Одна из стаи потеряла вкус. Она перестала различать горькое и сладкое. Потом стала есть всё подряд: песок, камни, собственную кожу. Она объясняла, что теперь знает, как на самом деле пахнет мир — что мясо пахнет водой, что кости — как ветер, что кровь — как звёзды. Её рот покрылся язвами, зубы начали выпадать. Последними ушли глаза. Но она продолжала идти, шевеля обрубком языка, шепча, что теперь она знает вкус правды.
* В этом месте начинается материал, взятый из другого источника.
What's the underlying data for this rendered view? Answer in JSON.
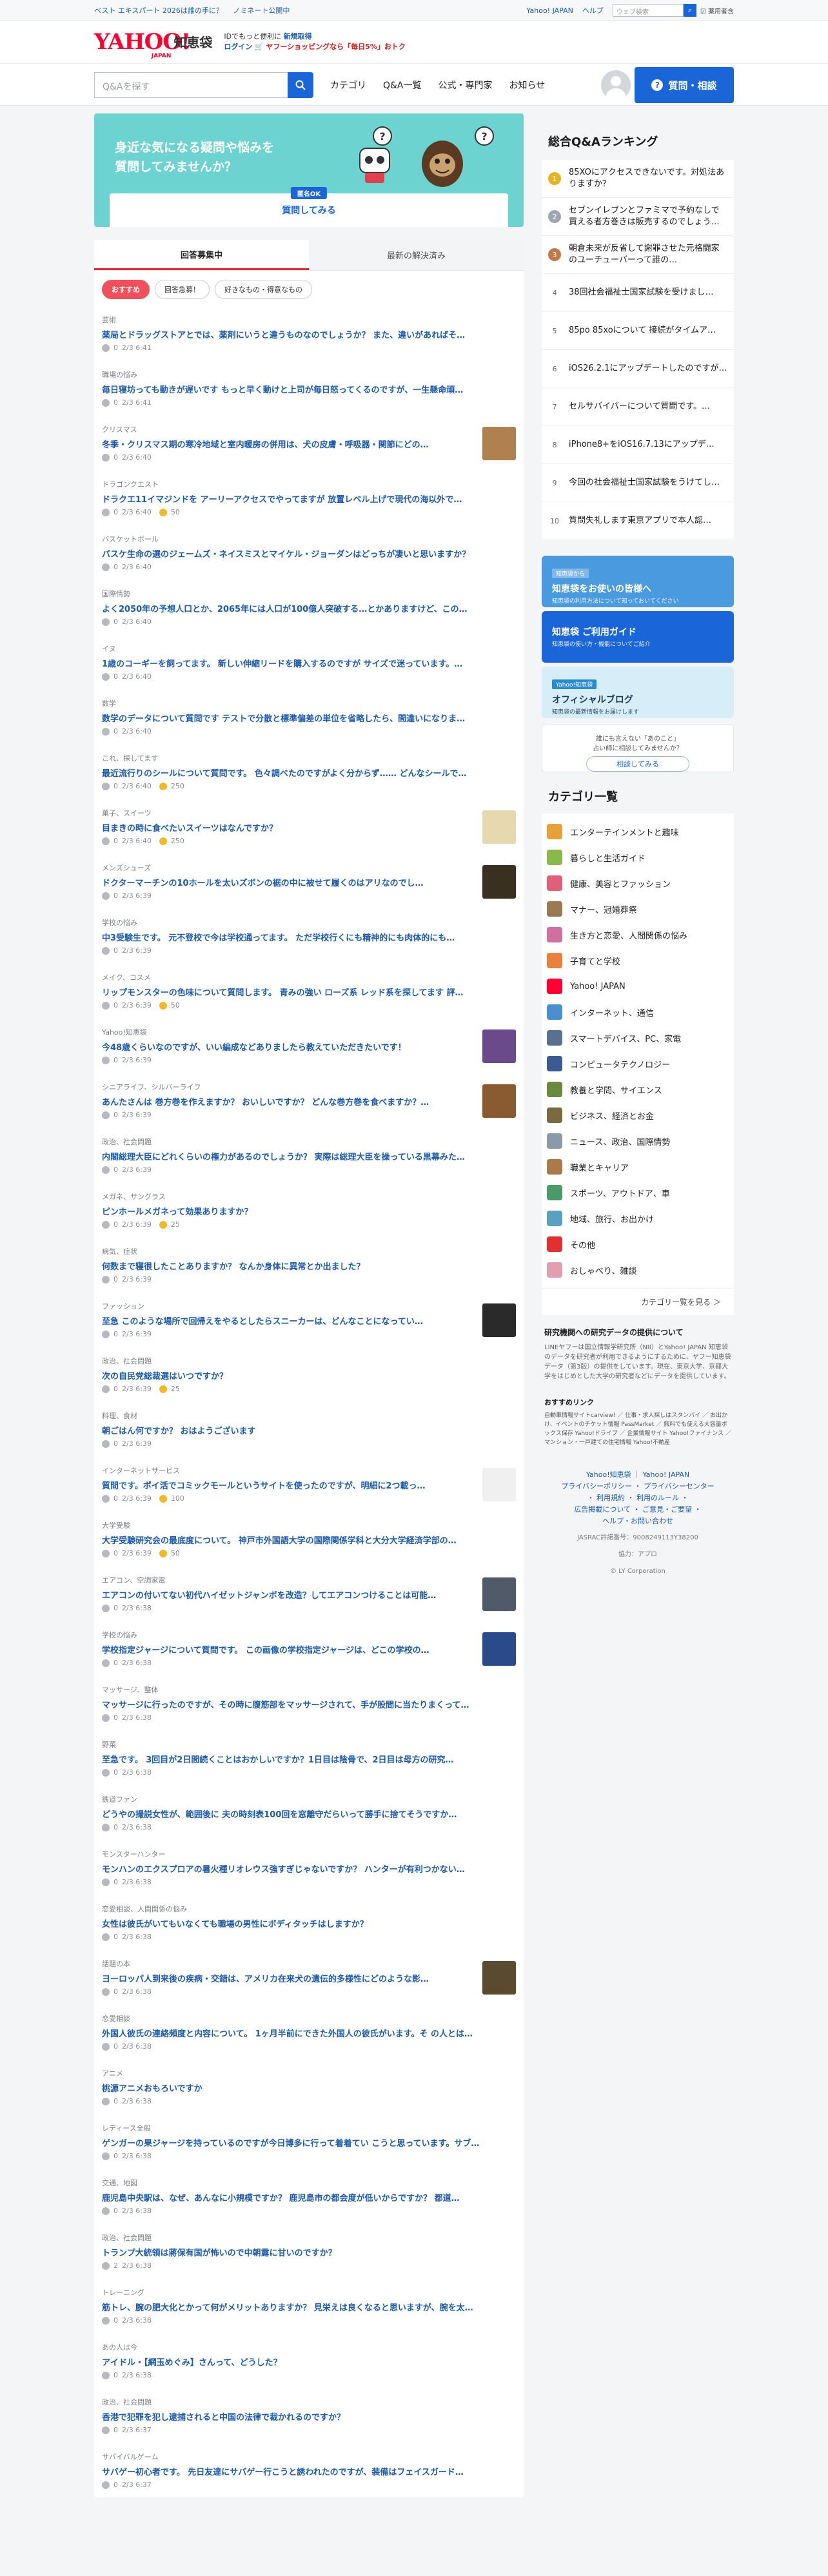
{
  "topbar": {
    "links": [
      "ベスト エキスパート 2026は誰の手に？",
      "ノミネート公開中"
    ],
    "right": [
      "Yahoo! JAPAN",
      "ヘルプ"
    ],
    "websearch_placeholder": "ウェブ検索",
    "websearch_scope": "☑ 薬用者含"
  },
  "header": {
    "logo": "YAHOO!",
    "logo_sub": "JAPAN",
    "service": "知恵袋",
    "promo_line1": "IDでもっと便利に",
    "promo_new": "新規取得",
    "promo_login": "ログイン",
    "promo_line2": "🛒 ヤフーショッピングなら「毎日5%」おトク"
  },
  "nav": {
    "search_placeholder": "Q&Aを探す",
    "links": [
      "カテゴリ",
      "Q&A一覧",
      "公式・専門家",
      "お知らせ"
    ],
    "ask_label": "質問・相談"
  },
  "banner": {
    "line1": "身近な気になる疑問や悩みを",
    "line2": "質問してみませんか？",
    "tag": "匿名OK",
    "button": "質問してみる"
  },
  "tabs": [
    "回答募集中",
    "最新の解決済み"
  ],
  "filters": [
    "おすすめ",
    "回答急募！",
    "好きなもの・得意なもの"
  ],
  "questions": [
    {
      "cat": "芸術",
      "title": "薬局とドラッグストアとでは、薬剤にいうと違うものなのでしょうか？ また、違いがあればそ…",
      "ans": "0",
      "time": "2/3 6:41",
      "coin": ""
    },
    {
      "cat": "職場の悩み",
      "title": "毎日寝坊っても動きが遅いです もっと早く動けと上司が毎日怒ってくるのですが、一生懸命頑…",
      "ans": "0",
      "time": "2/3 6:41",
      "coin": ""
    },
    {
      "cat": "クリスマス",
      "title": "冬季・クリスマス期の寒冷地域と室内暖房の併用は、犬の皮膚・呼吸器・関節にどの…",
      "ans": "0",
      "time": "2/3 6:40",
      "coin": "",
      "thumb": "#b08050"
    },
    {
      "cat": "ドラゴンクエスト",
      "title": "ドラクエ11イマジンドを アーリーアクセスでやってますが 放置レベル上げで現代の海以外で…",
      "ans": "0",
      "time": "2/3 6:40",
      "coin": "50"
    },
    {
      "cat": "バスケットボール",
      "title": "バスケ生命の選のジェームズ・ネイスミスとマイケル・ジョーダンはどっちが凄いと思いますか？",
      "ans": "0",
      "time": "2/3 6:40",
      "coin": ""
    },
    {
      "cat": "国際情勢",
      "title": "よく2050年の予想人口とか、2065年には人口が100億人突破する…とかありますけど、この…",
      "ans": "0",
      "time": "2/3 6:40",
      "coin": ""
    },
    {
      "cat": "イヌ",
      "title": "1歳のコーギーを飼ってます。 新しい伸縮リードを購入するのですが サイズで迷っています。…",
      "ans": "0",
      "time": "2/3 6:40",
      "coin": ""
    },
    {
      "cat": "数学",
      "title": "数学のデータについて質問です テストで分散と標準偏差の単位を省略したら、間違いになりま…",
      "ans": "0",
      "time": "2/3 6:40",
      "coin": ""
    },
    {
      "cat": "これ、探してます",
      "title": "最近流行りのシールについて質問です。 色々調べたのですがよく分からず…… どんなシールで…",
      "ans": "0",
      "time": "2/3 6:40",
      "coin": "250"
    },
    {
      "cat": "菓子、スイーツ",
      "title": "目まきの時に食べたいスイーツはなんですか？",
      "ans": "0",
      "time": "2/3 6:40",
      "coin": "250",
      "thumb": "#e8d8b0"
    },
    {
      "cat": "メンズシューズ",
      "title": "ドクターマーチンの10ホールを太いズボンの裾の中に被せて履くのはアリなのでし…",
      "ans": "0",
      "time": "2/3 6:39",
      "coin": "",
      "thumb": "#3a3020"
    },
    {
      "cat": "学校の悩み",
      "title": "中3受験生です。 元不登校で今は学校通ってます。 ただ学校行くにも精神的にも肉体的にも…",
      "ans": "0",
      "time": "2/3 6:39",
      "coin": ""
    },
    {
      "cat": "メイク、コスメ",
      "title": "リップモンスターの色味について質問します。 青みの強い ローズ系 レッド系を探してます 評…",
      "ans": "0",
      "time": "2/3 6:39",
      "coin": "50"
    },
    {
      "cat": "Yahoo!知恵袋",
      "title": "今48歳くらいなのですが、いい編成などありましたら教えていただきたいです！",
      "ans": "0",
      "time": "2/3 6:39",
      "coin": "",
      "thumb": "#6a4a8a"
    },
    {
      "cat": "シニアライフ、シルバーライフ",
      "title": "あんたさんは 巻方巻を作えますか？ おいしいですか？ どんな巻方巻を食べますか？…",
      "ans": "0",
      "time": "2/3 6:39",
      "coin": "",
      "thumb": "#8a5a30"
    },
    {
      "cat": "政治、社会問題",
      "title": "内閣総理大臣にどれくらいの権力があるのでしょうか？ 実際は総理大臣を操っている黒幕みた…",
      "ans": "0",
      "time": "2/3 6:39",
      "coin": ""
    },
    {
      "cat": "メガネ、サングラス",
      "title": "ピンホールメガネって効果ありますか？",
      "ans": "0",
      "time": "2/3 6:39",
      "coin": "25"
    },
    {
      "cat": "病気、症状",
      "title": "何数まで寝很したことありますか？ なんか身体に異常とか出ました？",
      "ans": "0",
      "time": "2/3 6:39",
      "coin": ""
    },
    {
      "cat": "ファッション",
      "title": "至急 このような場所で回帰えをやるとしたらスニーカーは、どんなことになってい…",
      "ans": "0",
      "time": "2/3 6:39",
      "coin": "",
      "thumb": "#2a2a2a"
    },
    {
      "cat": "政治、社会問題",
      "title": "次の自民党総裁選はいつですか？",
      "ans": "0",
      "time": "2/3 6:39",
      "coin": "25"
    },
    {
      "cat": "料理、食材",
      "title": "朝ごはん何ですか？ おはようございます",
      "ans": "0",
      "time": "2/3 6:39",
      "coin": ""
    },
    {
      "cat": "インターネットサービス",
      "title": "質問です。ポイ活でコミックモールというサイトを使ったのですが、明細に2つ載っ…",
      "ans": "0",
      "time": "2/3 6:39",
      "coin": "100",
      "thumb": "#f0f0f0"
    },
    {
      "cat": "大学受験",
      "title": "大学受験研究会の最底度について。 神戸市外国語大学の国際関係学科と大分大学経済学部の…",
      "ans": "0",
      "time": "2/3 6:39",
      "coin": "50"
    },
    {
      "cat": "エアコン、空調家電",
      "title": "エアコンの付いてない初代ハイゼットジャンボを改造？してエアコンつけることは可能…",
      "ans": "0",
      "time": "2/3 6:38",
      "coin": "",
      "thumb": "#505a68"
    },
    {
      "cat": "学校の悩み",
      "title": "学校指定ジャージについて質問です。 この画像の学校指定ジャージは、どこの学校の…",
      "ans": "0",
      "time": "2/3 6:38",
      "coin": "",
      "thumb": "#2a4a8a"
    },
    {
      "cat": "マッサージ、整体",
      "title": "マッサージに行ったのですが、その時に腹筋部をマッサージされて、手が股間に当たりまくって…",
      "ans": "0",
      "time": "2/3 6:38",
      "coin": ""
    },
    {
      "cat": "野菜",
      "title": "至急です。 3回目が2日間続くことはおかしいですか？1日目は陰骨で、2日目は母方の研究…",
      "ans": "0",
      "time": "2/3 6:38",
      "coin": ""
    },
    {
      "cat": "鉄道ファン",
      "title": "どうやの撮説女性が、範囲後に 夫の時刻表100回を窓離守だらいって勝手に捨てそうですか…",
      "ans": "0",
      "time": "2/3 6:38",
      "coin": ""
    },
    {
      "cat": "モンスターハンター",
      "title": "モンハンのエクスプロアの暑火種リオレウス強すぎじゃないですか？ ハンターが有利つかない…",
      "ans": "0",
      "time": "2/3 6:38",
      "coin": ""
    },
    {
      "cat": "恋愛相談、人間関係の悩み",
      "title": "女性は彼氏がいてもいなくても職場の男性にボディタッチはしますか？",
      "ans": "0",
      "time": "2/3 6:38",
      "coin": ""
    },
    {
      "cat": "話題の本",
      "title": "ヨーロッパ人到来後の疾病・交錯は、アメリカ在来犬の遺伝的多様性にどのような影…",
      "ans": "0",
      "time": "2/3 6:38",
      "coin": "",
      "thumb": "#5a4a30"
    },
    {
      "cat": "恋愛相談",
      "title": "外国人彼氏の連絡頻度と内容について。 1ヶ月半前にできた外国人の彼氏がいます。そ の人とは…",
      "ans": "0",
      "time": "2/3 6:38",
      "coin": ""
    },
    {
      "cat": "アニメ",
      "title": "桃源アニメおもろいですか",
      "ans": "0",
      "time": "2/3 6:38",
      "coin": ""
    },
    {
      "cat": "レディース全般",
      "title": "ゲンガーの果ジャージを持っているのですが今日博多に行って着着てい こうと思っています。サブ…",
      "ans": "0",
      "time": "2/3 6:38",
      "coin": ""
    },
    {
      "cat": "交通、地図",
      "title": "鹿児島中央駅は、なぜ、あんなに小規模ですか？ 鹿児島市の都会度が低いからですか？ 都道…",
      "ans": "0",
      "time": "2/3 6:38",
      "coin": ""
    },
    {
      "cat": "政治、社会問題",
      "title": "トランプ大統領は蔣保有国が怖いので中朝露に甘いのですか？",
      "ans": "2",
      "time": "2/3 6:38",
      "coin": ""
    },
    {
      "cat": "トレーニング",
      "title": "筋トレ、腕の肥大化とかって何がメリットありますか？ 見栄えは良くなると思いますが、腕を太…",
      "ans": "0",
      "time": "2/3 6:38",
      "coin": ""
    },
    {
      "cat": "あの人は今",
      "title": "アイドル・【網玉めぐみ】さんって、どうした？",
      "ans": "0",
      "time": "2/3 6:38",
      "coin": ""
    },
    {
      "cat": "政治、社会問題",
      "title": "香港で犯罪を犯し逮捕されると中国の法律で裁かれるのですか？",
      "ans": "0",
      "time": "2/3 6:37",
      "coin": ""
    },
    {
      "cat": "サバイバルゲーム",
      "title": "サバゲー初心者です。 先日友達にサバゲー行こうと誘われたのですが、装備はフェイスガード…",
      "ans": "0",
      "time": "2/3 6:37",
      "coin": ""
    }
  ],
  "ranking": {
    "title": "総合Q&Aランキング",
    "items": [
      "85XOにアクセスできないです。対処法ありますか？",
      "セブンイレブンとファミマで予約なしで買える者方巻きは販売するのでしょうか？",
      "朝倉未来が反省して謝罪させた元格闘家のユーチューバーって誰の…",
      "38回社会福祉士国家試験を受けまし…",
      "85po 85xoについて 接続がタイムア…",
      "iOS26.2.1にアップデートしたのですが…",
      "セルサバイバーについて質問です。…",
      "iPhone8+をiOS16.7.13にアップデ…",
      "今回の社会福祉士国家試験をうけてし…",
      "質問失礼します東京アプリで本人認…"
    ]
  },
  "ads": [
    {
      "l1": "知恵袋から",
      "l2": "知恵袋をお使いの皆様へ",
      "l3": "知恵袋の利用方法について知っておいてください"
    },
    {
      "l1": "",
      "l2": "知恵袋 ご利用ガイド",
      "l3": "知恵袋の使い方・機能についてご紹介"
    },
    {
      "l1": "Yahoo!知恵袋",
      "l2": "オフィシャルブログ",
      "l3": "知恵袋の最新情報をお届けします"
    }
  ],
  "askcard": {
    "l1": "誰にも言えない「あのこと」",
    "l2": "占い師に相談してみませんか？",
    "btn": "相談してみる"
  },
  "categories": {
    "title": "カテゴリ一覧",
    "items": [
      {
        "label": "エンターテインメントと趣味",
        "color": "#e8a03a"
      },
      {
        "label": "暮らしと生活ガイド",
        "color": "#8ab84a"
      },
      {
        "label": "健康、美容とファッション",
        "color": "#e0607a"
      },
      {
        "label": "マナー、冠婚葬祭",
        "color": "#9a7a50"
      },
      {
        "label": "生き方と恋愛、人間関係の悩み",
        "color": "#d070a0"
      },
      {
        "label": "子育てと学校",
        "color": "#e88040"
      },
      {
        "label": "Yahoo! JAPAN",
        "color": "#ff0033"
      },
      {
        "label": "インターネット、通信",
        "color": "#4a90d0"
      },
      {
        "label": "スマートデバイス、PC、家電",
        "color": "#5a7090"
      },
      {
        "label": "コンピュータテクノロジー",
        "color": "#3a5a90"
      },
      {
        "label": "教養と学問、サイエンス",
        "color": "#6a8a40"
      },
      {
        "label": "ビジネス、経済とお金",
        "color": "#7a6a40"
      },
      {
        "label": "ニュース、政治、国際情勢",
        "color": "#8a9aaa"
      },
      {
        "label": "職業とキャリア",
        "color": "#aa7a4a"
      },
      {
        "label": "スポーツ、アウトドア、車",
        "color": "#4a9a6a"
      },
      {
        "label": "地域、旅行、お出かけ",
        "color": "#5aa0c0"
      },
      {
        "label": "その他",
        "color": "#e03030"
      },
      {
        "label": "おしゃべり、雑談",
        "color": "#e0a0b0"
      }
    ],
    "more": "カテゴリー覧を見る ＞"
  },
  "research": {
    "title": "研究機関への研究データの提供について",
    "body": "LINEヤフーは国立情報学研究所（NII）とYahoo! JAPAN 知恵袋のデータを研究者が利用できるようにするために、ヤフー知恵袋データ（第3版）の提供をしています。現在、東京大学、京都大学をはじめとした大学の研究者などにデータを提供しています。"
  },
  "links": {
    "title": "おすすめリンク",
    "body": "自動車情報サイトcarview! ／ 仕事・求人探しはスタンバイ ／ お出かけ、イベントのチケット情報 PassMarket ／ 無料でも使える大容量ボックス保存 Yahoo!ドライブ ／ 企業情報サイト Yahoo!ファイナンス ／ マンション・一戸建ての住宅情報 Yahoo!不動産"
  },
  "footer": {
    "l1": "Yahoo!知恵袋 ｜ Yahoo! JAPAN",
    "l2": "プライバシーポリシー ・ プライバシーセンター",
    "l3": "・ 利用規約 ・ 利用のルール ・",
    "l4": "広告掲載について ・ ご意見・ご要望 ・",
    "l5": "ヘルプ・お問い合わせ",
    "g1": "JASRAC許諾番号：9008249113Y38200",
    "g2": "協力：アプロ",
    "g3": "© LY Corporation"
  }
}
Один из стаи вдруг начал видеть не то, что есть, а то, что было или будет. Он писал, что видел, как Ы умрёт. Он показывал пальцем на места, где потом находили тела. Он плакал, когда указывал на Э, и говорил, что тот ещё жив — хотя тот был мёртв. Другие его побоялись. Они не хотели знать будущее. Особенно если оно неизбежно. Однажды он просто закрыл глаза и прописал: «Всё кончилось. Я больше ничего не вижу». И не открыл их никогда.
Один из стаи стал странно реагировать на солнце. Его кожа начинала светиться под определёнными углами. Потом он рассказывал, что видит картины — не свои, не чужие, а чьи-то древние. Он говорил, что это воспоминания мира, записанные в свете. Однажды ночью он попросил всех собраться вокруг него. Сказал, что сейчас покажет им всё. Его лицо стало белым, как бумага. Из глаз, рта и ушей потекло что-то прозрачное. А потом он заговорил — голосом, который принадлежал всем сразу. После этого он не двигался. Только кожа продолжала светиться. Кто-то попробовал прикоснуться к нему. Рука осталась слепой.
Один из стаи начал забывать, как быть телом. Он перестал говорить, потом ходить, потом держать голову прямо. Он ползал, как животное, вырывал куски плоти у мёртвых, хранил их за щеками. Потом он перестал различать живое и мёртвое. Однажды он набросился на самого себя, пытаясь съесть собственную руку. Когда его остановили, он смотрел на них пустыми глазами. Он не умер. Просто перестал быть собой.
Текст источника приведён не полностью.